Do mieszkania i dla rodziny warte poleceni są wszystkie rasy ozdobne - bolończyki, shih tzu, chiński grzywacz, maltańczyki, papillony czy niedoceniany pudel, rasa o wspaniałym charakterze, inteligentna i nieliniejąca (pudla strzyżemy, ale za to nie linieje). Nie należy się kierować tutaj wielkością, bo np. bardzo złym wyborem psa do mieszkania jest jamnik, którego mała wielkość jest myląca. On potrzebuje dużo ruchu i zajęcia, najlepiej czuje się w rękach myśliwego.
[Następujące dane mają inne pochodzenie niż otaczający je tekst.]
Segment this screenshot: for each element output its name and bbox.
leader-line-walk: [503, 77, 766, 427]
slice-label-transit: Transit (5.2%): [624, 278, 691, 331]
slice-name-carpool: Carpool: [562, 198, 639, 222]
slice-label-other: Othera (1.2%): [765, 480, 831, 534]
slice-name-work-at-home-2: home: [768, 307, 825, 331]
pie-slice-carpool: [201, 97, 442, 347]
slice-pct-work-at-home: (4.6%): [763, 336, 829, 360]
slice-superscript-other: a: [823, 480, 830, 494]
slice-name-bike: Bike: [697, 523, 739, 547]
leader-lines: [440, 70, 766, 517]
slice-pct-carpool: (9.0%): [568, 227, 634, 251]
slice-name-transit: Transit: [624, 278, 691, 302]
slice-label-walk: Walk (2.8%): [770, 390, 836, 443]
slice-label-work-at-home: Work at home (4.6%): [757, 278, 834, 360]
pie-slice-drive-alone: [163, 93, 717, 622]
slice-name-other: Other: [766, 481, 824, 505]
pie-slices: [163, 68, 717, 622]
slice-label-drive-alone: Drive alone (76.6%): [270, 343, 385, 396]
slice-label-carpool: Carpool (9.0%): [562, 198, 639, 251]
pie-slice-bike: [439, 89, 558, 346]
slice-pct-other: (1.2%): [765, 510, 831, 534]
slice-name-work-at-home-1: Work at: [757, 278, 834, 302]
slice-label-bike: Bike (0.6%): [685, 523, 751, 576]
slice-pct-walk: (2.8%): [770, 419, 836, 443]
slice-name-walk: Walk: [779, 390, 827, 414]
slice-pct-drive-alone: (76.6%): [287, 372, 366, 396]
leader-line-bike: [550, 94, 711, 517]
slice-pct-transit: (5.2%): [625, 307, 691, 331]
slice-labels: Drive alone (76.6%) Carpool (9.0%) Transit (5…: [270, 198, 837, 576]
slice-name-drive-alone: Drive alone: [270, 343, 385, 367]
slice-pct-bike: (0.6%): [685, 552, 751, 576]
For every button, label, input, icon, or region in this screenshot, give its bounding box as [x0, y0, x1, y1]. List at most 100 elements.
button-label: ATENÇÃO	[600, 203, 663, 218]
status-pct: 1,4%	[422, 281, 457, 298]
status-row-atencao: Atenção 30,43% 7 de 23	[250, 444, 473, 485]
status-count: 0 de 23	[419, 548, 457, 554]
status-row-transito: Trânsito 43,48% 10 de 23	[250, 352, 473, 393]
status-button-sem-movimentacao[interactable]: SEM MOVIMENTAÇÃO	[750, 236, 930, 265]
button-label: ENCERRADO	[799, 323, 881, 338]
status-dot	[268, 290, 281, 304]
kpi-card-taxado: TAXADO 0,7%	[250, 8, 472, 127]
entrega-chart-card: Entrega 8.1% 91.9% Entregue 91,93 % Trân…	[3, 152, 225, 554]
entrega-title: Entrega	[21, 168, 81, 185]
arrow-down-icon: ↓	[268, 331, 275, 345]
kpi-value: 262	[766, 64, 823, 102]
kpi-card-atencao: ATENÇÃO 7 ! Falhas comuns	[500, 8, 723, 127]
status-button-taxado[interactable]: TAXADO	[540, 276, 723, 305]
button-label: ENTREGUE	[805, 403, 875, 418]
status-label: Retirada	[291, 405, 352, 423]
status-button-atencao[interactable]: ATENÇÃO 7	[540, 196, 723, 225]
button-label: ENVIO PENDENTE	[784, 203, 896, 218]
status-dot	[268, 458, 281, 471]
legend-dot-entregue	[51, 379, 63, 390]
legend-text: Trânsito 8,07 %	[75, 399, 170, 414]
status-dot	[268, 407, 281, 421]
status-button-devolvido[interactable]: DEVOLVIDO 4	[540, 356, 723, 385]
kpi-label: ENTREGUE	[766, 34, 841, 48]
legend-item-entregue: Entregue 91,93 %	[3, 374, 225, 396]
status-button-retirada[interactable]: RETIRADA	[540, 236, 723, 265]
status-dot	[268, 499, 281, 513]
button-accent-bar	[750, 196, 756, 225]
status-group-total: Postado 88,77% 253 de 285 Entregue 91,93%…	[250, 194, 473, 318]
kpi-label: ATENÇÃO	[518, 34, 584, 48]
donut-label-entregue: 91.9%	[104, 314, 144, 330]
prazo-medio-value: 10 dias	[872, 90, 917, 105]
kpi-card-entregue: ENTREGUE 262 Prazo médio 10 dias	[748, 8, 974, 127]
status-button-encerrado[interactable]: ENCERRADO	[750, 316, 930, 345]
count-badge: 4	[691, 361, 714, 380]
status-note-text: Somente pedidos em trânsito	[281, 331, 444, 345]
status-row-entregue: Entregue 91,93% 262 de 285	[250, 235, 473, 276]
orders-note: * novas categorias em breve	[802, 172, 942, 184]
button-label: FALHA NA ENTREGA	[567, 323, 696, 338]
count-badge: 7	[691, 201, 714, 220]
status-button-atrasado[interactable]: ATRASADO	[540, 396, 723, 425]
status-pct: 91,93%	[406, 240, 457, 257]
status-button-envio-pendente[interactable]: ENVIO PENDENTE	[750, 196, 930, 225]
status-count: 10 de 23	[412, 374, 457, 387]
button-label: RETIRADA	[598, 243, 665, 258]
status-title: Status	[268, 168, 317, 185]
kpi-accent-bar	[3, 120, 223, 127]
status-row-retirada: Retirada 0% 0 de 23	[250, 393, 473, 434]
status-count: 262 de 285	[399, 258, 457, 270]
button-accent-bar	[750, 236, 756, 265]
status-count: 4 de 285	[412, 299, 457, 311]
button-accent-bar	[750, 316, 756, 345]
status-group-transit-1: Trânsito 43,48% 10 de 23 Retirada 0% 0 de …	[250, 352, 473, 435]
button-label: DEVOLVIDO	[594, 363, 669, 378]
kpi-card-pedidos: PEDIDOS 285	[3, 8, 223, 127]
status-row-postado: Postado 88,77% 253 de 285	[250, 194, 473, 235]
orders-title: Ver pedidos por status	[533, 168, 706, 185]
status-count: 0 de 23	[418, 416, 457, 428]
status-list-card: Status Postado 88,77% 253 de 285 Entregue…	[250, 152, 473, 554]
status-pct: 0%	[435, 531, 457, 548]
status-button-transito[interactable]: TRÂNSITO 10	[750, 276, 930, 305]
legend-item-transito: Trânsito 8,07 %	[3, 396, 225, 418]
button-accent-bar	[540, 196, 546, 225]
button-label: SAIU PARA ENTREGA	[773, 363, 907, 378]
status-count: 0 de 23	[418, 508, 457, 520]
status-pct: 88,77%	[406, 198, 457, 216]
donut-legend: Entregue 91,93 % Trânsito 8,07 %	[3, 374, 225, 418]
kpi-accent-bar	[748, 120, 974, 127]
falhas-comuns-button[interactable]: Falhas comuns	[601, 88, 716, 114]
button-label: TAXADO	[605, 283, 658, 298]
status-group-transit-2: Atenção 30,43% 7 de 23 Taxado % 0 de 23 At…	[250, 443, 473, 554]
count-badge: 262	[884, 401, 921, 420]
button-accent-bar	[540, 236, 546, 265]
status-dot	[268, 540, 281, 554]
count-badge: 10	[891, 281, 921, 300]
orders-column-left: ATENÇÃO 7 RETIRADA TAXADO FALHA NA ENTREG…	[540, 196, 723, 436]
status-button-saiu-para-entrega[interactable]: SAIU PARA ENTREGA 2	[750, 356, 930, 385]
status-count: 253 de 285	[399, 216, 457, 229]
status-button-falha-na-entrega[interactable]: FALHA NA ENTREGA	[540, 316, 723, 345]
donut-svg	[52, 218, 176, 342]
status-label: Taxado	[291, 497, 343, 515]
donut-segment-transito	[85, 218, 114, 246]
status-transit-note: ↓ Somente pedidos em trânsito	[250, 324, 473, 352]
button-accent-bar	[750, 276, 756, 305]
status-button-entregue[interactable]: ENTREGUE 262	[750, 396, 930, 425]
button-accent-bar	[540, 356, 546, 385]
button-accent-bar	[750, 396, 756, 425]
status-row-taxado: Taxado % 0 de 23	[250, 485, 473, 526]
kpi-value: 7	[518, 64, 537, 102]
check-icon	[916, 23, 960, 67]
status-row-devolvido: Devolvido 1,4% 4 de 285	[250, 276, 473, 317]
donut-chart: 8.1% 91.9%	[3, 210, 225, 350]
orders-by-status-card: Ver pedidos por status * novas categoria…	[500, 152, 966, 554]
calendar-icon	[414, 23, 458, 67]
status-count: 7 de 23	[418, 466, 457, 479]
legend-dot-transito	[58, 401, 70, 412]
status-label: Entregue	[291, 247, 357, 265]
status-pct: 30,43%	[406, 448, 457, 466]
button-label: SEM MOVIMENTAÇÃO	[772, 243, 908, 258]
Podobnie jak inne większe rasy myśliwskie, takie jak setery, wyżły, spaniele - także potrzebują dużo aktywności, mają silny instynkt łowczy, muszą realizować swoje potrzeby polowania.
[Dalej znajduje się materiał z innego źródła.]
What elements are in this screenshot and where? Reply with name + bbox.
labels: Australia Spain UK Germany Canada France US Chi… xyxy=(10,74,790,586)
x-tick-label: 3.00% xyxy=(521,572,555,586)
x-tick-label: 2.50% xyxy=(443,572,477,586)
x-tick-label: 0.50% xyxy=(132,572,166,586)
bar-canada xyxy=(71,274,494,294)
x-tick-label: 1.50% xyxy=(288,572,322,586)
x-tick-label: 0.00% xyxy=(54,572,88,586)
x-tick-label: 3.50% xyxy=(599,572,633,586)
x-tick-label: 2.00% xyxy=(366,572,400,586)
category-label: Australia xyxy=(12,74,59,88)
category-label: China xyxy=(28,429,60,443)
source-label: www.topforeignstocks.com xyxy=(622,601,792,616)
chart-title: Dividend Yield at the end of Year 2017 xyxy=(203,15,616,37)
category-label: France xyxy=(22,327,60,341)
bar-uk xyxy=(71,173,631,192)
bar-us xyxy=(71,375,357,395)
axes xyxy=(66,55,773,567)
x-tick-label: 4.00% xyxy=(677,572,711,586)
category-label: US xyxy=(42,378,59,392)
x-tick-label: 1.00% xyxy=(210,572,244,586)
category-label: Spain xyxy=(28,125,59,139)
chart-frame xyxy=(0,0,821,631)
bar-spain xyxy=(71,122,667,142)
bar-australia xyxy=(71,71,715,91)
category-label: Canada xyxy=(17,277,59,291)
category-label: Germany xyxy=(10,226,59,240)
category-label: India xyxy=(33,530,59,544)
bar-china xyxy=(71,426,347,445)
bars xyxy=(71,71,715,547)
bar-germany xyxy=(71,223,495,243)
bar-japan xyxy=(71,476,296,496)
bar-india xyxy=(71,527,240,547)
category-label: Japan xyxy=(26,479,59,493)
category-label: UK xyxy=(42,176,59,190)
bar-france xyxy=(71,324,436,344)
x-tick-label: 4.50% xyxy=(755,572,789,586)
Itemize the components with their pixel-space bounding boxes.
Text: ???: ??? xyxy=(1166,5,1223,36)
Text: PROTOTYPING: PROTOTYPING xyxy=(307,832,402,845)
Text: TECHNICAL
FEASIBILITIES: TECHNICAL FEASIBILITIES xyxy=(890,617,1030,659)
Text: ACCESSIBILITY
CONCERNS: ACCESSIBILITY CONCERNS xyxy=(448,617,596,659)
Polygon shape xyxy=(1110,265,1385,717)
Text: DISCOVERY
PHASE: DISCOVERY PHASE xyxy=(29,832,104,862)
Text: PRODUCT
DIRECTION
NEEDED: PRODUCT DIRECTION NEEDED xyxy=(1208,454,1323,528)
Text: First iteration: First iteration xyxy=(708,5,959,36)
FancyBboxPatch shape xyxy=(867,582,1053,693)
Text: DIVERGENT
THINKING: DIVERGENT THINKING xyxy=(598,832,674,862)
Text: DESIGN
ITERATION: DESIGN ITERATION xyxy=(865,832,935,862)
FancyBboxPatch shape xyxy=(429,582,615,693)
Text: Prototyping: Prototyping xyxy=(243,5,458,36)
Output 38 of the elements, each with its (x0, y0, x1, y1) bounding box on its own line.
Jak wychować psa, kiedy zacząć tresurę?
Podstawowe znaczenie mają pierwsze 3 miesiące życia psa, czas, w którym rozwijają się jego układ nerwowy, mózg. Ważna jest w tym czasie prawidłowa stymulacja narządów zmysłów oraz prawidłowa socjalizacja, czyli nabywanie umiejętności do życia z innymi psami, ludźmi, innymi zwierzętami. Szczenię musi rozwijać się w środowisku bogatym w bodźce, musi mieć kontakt z rozmaitymi dźwiękami, zapachami, musi być dotykane, poznawać różne kształty i świat. Musi nauczyć się komunikować z innymi psami i z ludźmi w różnym wieku, różnej płci, o różnym wyglądzie. Częściowo realizuje to hodowca do 8 tygodnia życia, a potem nowy właściciel. Dlatego w wieku 8 tygodni powinien zacząć uczęszczać ze szczenięciem na zajęcia w szkole szczeniąt, prowadzonej tzw. metodą naturalną wg Josepha Ortegi. Tu nacisk kładzie się na prawidłową socjalizację, stymulację szczeniaków między 8. a 13. tygodniem życia. Zajęcia są prowadzone przez fachowców - treserów psów wg metody naturalnej. Zajęcia są urozmaicone, jest dużo sprzętu edukacyjnego, sprzętu do stymulacji, lekcje są zaplanowane i prowadzone wg wcześniej przygotowanych scenariuszy. Treserów wg metody naturalnej można znaleźć na stronie Polskiego Stowarzyszenia Treserów. Potem naukę można kontynuować, również najlepiej według metody naturalnej, która wykorzystuje naturalne instynkty psowatych.
Każdego psa da się wytresować?
Szkolić można każdego psa, każdy ma zdolności uczenia się. Szybko uczą się wszystkie owczarki zaganiające, pudle, retrievery, ale nie tylko. Nie ma psa, który nie nadaje się do szkolenia. Najważniejsze jest prawidłowe wychowanie, aczkolwiek nawet gdy nie chcemy psa szkolić, to warto nauczyć go choćby kilku poleceń. Wtedy pies będzie miał jak zasłużyć na nasze pieszczoty czy pokarm, a to dobrze wpływa na autorytet właściciela. I jeszcze coś: jeśli zachowanie psa zaczyna nam sprawiać problemy, to należy udać się na konsultację do zoopsychologa, czyli specjalisty od relacji człowiek - zwierzę, a nie do tresera, ponieważ szkolenie nie jest lekarstwem na problemy psychologiczne. Treser to nauczyciel, a zoopsycholog to psycholog. Zoopsychologa można znaleźć na stronie Polskiego Stowarzyszenia Zoopsychologów.